History of Zion National Park, Utah
Courtesy of Utah History Encyclopedia. (Links Added)

Utah's oldest and *most visited national park, Zion National Park is located in southwestern Utah. Most of the park's 147,000 acres are located within Washington County; however, the extreme eastern section of the park is in Kane County, while the park's northern tip extends into Iron County. Zion Canyon is located on the southern part of the Markagunt Plateau. It is cut by tributaries of the Virgin River which have left eroded canyon walls and monoliths that are beautiful and overpowering.

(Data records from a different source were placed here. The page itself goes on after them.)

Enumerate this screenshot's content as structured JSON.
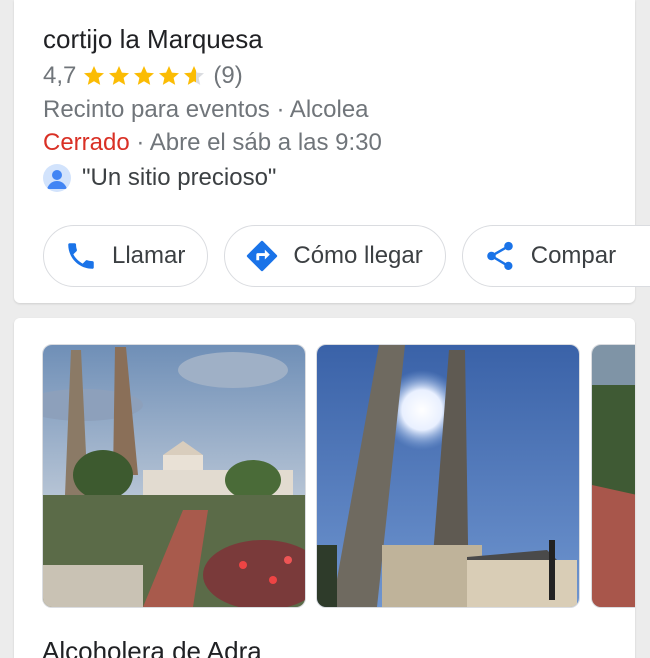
{
  "place": {
    "name": "cortijo la Marquesa",
    "rating": "4,7",
    "rating_value": 4.7,
    "stars_max": 5,
    "review_count": "(9)",
    "category_line": "Recinto para eventos · Alcolea",
    "status_closed": "Cerrado",
    "status_rest": " · Abre el sáb a las 9:30",
    "review_snippet": "\"Un sitio precioso\""
  },
  "actions": [
    {
      "label": "Llamar",
      "icon": "phone-icon"
    },
    {
      "label": "Cómo llegar",
      "icon": "directions-icon"
    },
    {
      "label": "Compar",
      "icon": "share-icon"
    }
  ],
  "photos": [
    {
      "name": "photo-chimneys-garden"
    },
    {
      "name": "photo-chimneys-sun"
    },
    {
      "name": "photo-garden-path"
    }
  ],
  "next_section_title": "Alcoholera de Adra",
  "colors": {
    "star": "#fbbc04",
    "closed": "#d93025",
    "icon_blue": "#1a73e8",
    "secondary_text": "#70757a"
  }
}
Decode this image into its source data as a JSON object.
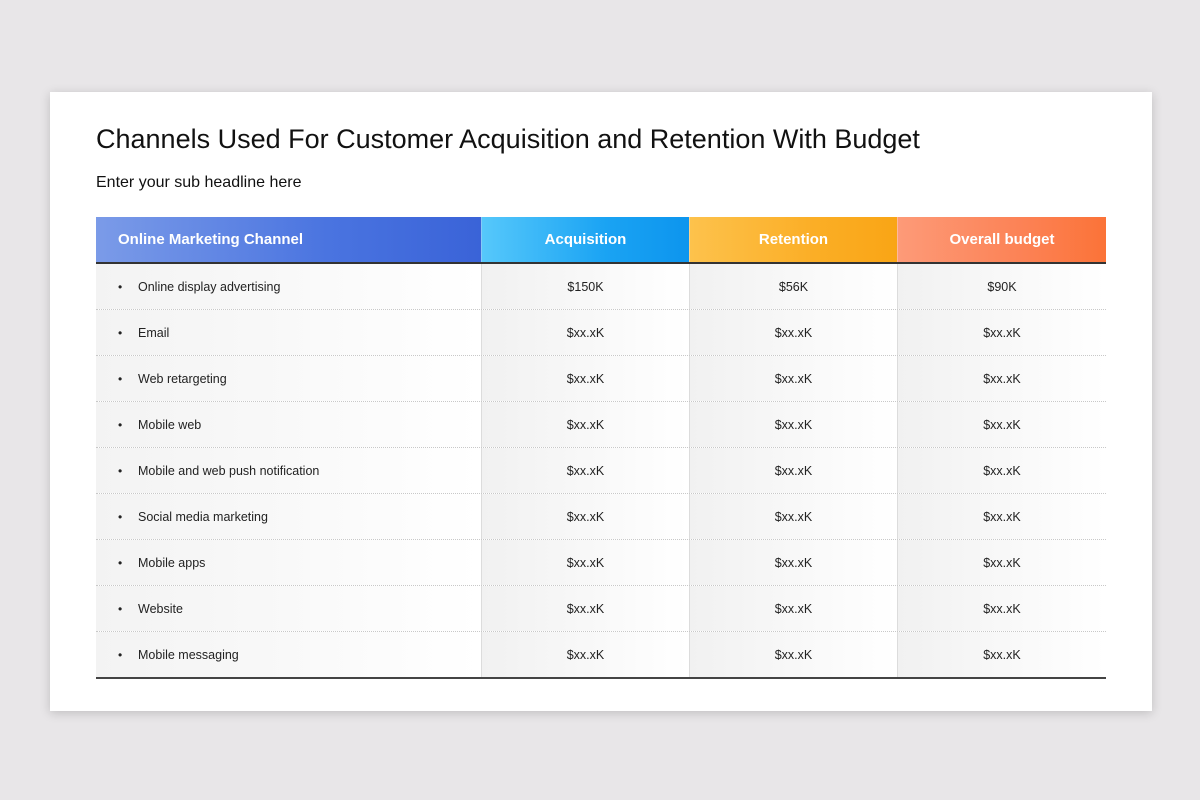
{
  "title": "Channels Used For Customer Acquisition and Retention With Budget",
  "subtitle": "Enter your sub headline here",
  "table": {
    "headers": [
      "Online Marketing Channel",
      "Acquisition",
      "Retention",
      "Overall budget"
    ],
    "rows": [
      {
        "channel": "Online display advertising",
        "acquisition": "$150K",
        "retention": "$56K",
        "budget": "$90K"
      },
      {
        "channel": "Email",
        "acquisition": "$xx.xK",
        "retention": "$xx.xK",
        "budget": "$xx.xK"
      },
      {
        "channel": "Web retargeting",
        "acquisition": "$xx.xK",
        "retention": "$xx.xK",
        "budget": "$xx.xK"
      },
      {
        "channel": "Mobile web",
        "acquisition": "$xx.xK",
        "retention": "$xx.xK",
        "budget": "$xx.xK"
      },
      {
        "channel": "Mobile and web push notification",
        "acquisition": "$xx.xK",
        "retention": "$xx.xK",
        "budget": "$xx.xK"
      },
      {
        "channel": "Social media marketing",
        "acquisition": "$xx.xK",
        "retention": "$xx.xK",
        "budget": "$xx.xK"
      },
      {
        "channel": "Mobile apps",
        "acquisition": "$xx.xK",
        "retention": "$xx.xK",
        "budget": "$xx.xK"
      },
      {
        "channel": "Website",
        "acquisition": "$xx.xK",
        "retention": "$xx.xK",
        "budget": "$xx.xK"
      },
      {
        "channel": "Mobile messaging",
        "acquisition": "$xx.xK",
        "retention": "$xx.xK",
        "budget": "$xx.xK"
      }
    ]
  },
  "colors": {
    "channel_header": "#4a74e0",
    "acquisition_header": "#1aa3f3",
    "retention_header": "#fbae26",
    "budget_header": "#fc8255"
  }
}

Zion Canyon presents a diverse collection of nature's wonders that include such features as the towering and magnificent 2,200-foot Great White Throne, the park's most famous landmark; the Court of the Patriarchs; the Sentinel; the Watchman; Checkerboard Mesa; Kolob Arch, at 310 feet the world's largest known natural span; and the Narrows of the Virgin River, where a person can walk upstream to places so narrow that both sides of the canyon walls can almost be touched with one's outstretched hands.

One early visitor to Zion Canyon, Frederick S. Dellenbaugh, an artist who had been with John Wesley Powell on his second trip down the Grand Canyon in 1872, spent part of the summer of 1903 painting in Zion Canyon. The paintings were exhibited at the 1904 St. Louis World's Fair and an article about Zion Canyon, "A New Valley of Wonders," was published by Dellenbaugh in the January 1904 issue of Scribner's Magazine. In the article, Dellenbaugh described his first view of the Great Temple, which stands at the entrance to Zion Canyon: "One hardly knows just how to think of it. Never before has such a naked mountain of rock entered our minds. Without a shred of disguise it transcendent form rises pre-eminent. There is almost nothing to compare to it. Niagara has the beauty of energy; the Grand Canyon of immensity; the Yellowstone of singularity; the Yosemite of altitude; the ocean of power; this Great Temple of eternity."

Zion Canyon was occupied by the Anasazi people from about 1,500 to 800 year ago. Their abandoned cliff houses, rock art, and chipping sites are scattered throughout the park. The Paiute Indians occupied the canyon when Nephi Johnson arrived in 1858. The first Mormon occupant of Zion Canyon was Isaac Behunin, who built a one-room log cabin at a site near the location of Zions Lodge. Behunin named his new home Zion Canyon. He was soon joined by a few other settlers who established farms along the narrow valley floor. Later, in 1900, David Flanigan began to build a system of cable works which would provide the means to lower virgin timber to the valley floor from the high mountain forests nearly two thousand feet above the canyon.

In 1872 ZzionJohn Wesley Powell surveyed the area and recorded the canyon's Indian name, Mukuntuweap. It was under this name that the canyon was designated a national monument on 31 July 1909 by a proclamation signed by President William Howard Taft. In 1918 it was renamed Zion National Monument; a year later, 1919, it became a national park. The first automobile road was constructed into the canyon in 1917 and the first lodge was built in 1925. The original lodge was destroyed by fire in 1966 and a new building was constructed that year. During the winter of 1989-90 the exterior of the lodge was restored to its historic architectural look.

The park's most impressive construction project, the 1.1-mile-long tunnel cut through solid sandstone, was begun in 1927 and completed in 1930 at a cost of $2,000,000. At that time many of the hiking trails within the park were undertaken, including the famous "Walter's Wiggles" section of the trail to Angels Landing, completed in 1926. Other trails and improvements in the park were undertaken by Civilian Conservation Corps crews during the 1930s. In 1937 the Kolob Canyon region was designated as a national monument, and it was incorporated into Zion National park in 1956.

Zion Canyon is especially popular with hikers and drivers, who follow the Zion Canyon Scenic Drive to its terminus at the Temple of Sinawava and the Gateway to the Narrows, and then return to take the Zion-Mt. Carmel Highway, with its tunnel, to the top of the canyon. The park has two visitor centers, one at the entrance to Kolob Canyon and the main visitor center at the south entrance to the park.

The beauty of Zion Canyon has gained worldwide recognition, with over three million visitors coming to the park in 1993. However, because of the severe and growing automobile congestion inside the park, the National Park Service recently announced plans to limit private vehicles in Zion Canyon by providing a public transportation system that would restrict private vehicles to areas outside the park.